Towards a modular and temporal understanding of system diffusion
Towards a modular and temporal understanding of system diffusion: Adoption models and socio-technical theories applied to Austrian biomass district-heating (1979–2013)
A new paper by Professor Frank Geels, Co-Director, The Centre on Innovation Demand (CIED) and Dr Victoria Johnson, Research Associate at the Sustainable Consumption Institute (SCI), University of Manchester looks at applying different theoretical models to understand the diffusion of biomass district heating systems in Austria. The main contribution of the paper is to analyse the diffusion of systems rather than single innovations; demonstrating that this process is best understood by combining insights from different adoption models and socio-technical theories. The paper ‘Towards a modular and temporal understanding of system diffusion: Adoption models and socio-technical theories applied to Austrian biomass district-heating (1979–2013)’ is available to download on the ScienceDirect website.

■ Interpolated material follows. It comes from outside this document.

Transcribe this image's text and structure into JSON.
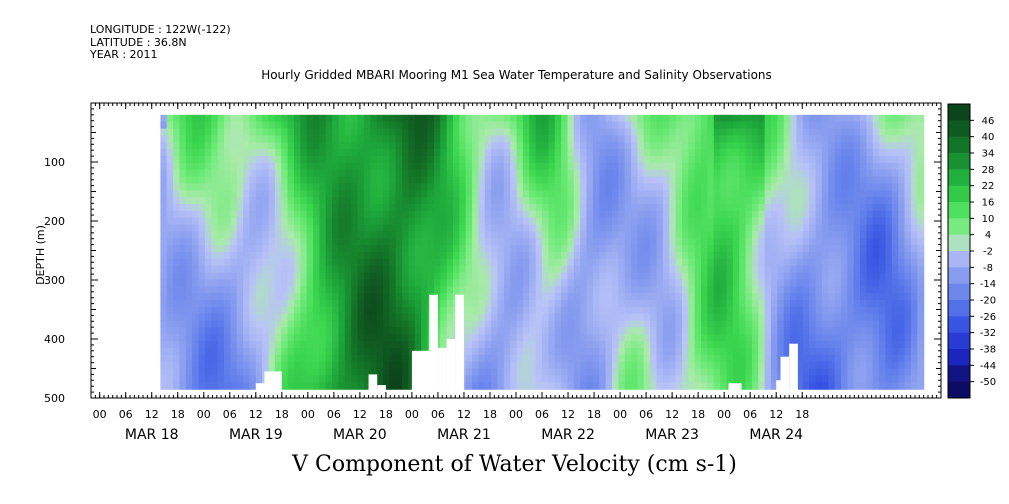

The diffusion of socio-technical systems is more complex than that of discrete products and cannot be understood solely with adoption models that have come to dominate the diffusion literature. The paper makes two contributions. First, it aims to broaden the conceptual repertoire by distinguishing two analytical families: adoption models and socio-technical theories of diffusion. We distinguish four adoption models (epidemic, rational choice, socio-psychological, increasing-returns-to-adoption) and three socio-technical models (system building, circulation/replication, societal embedding), and discuss their phenomenological characteristics and causal mechanisms. Second, the paper shows that system diffusion is a multi-dimensional process that is best understood with a modular approach that combines insights from different conceptual models. To demonstrate this second contribution and explore the temporal salience of different models, we apply them to the diffusion of Austrian biomass district heating (BMDH) systems (1979–2013). The paper ends with integrative suggestions by temporally positioning different diffusion models in a broader framework.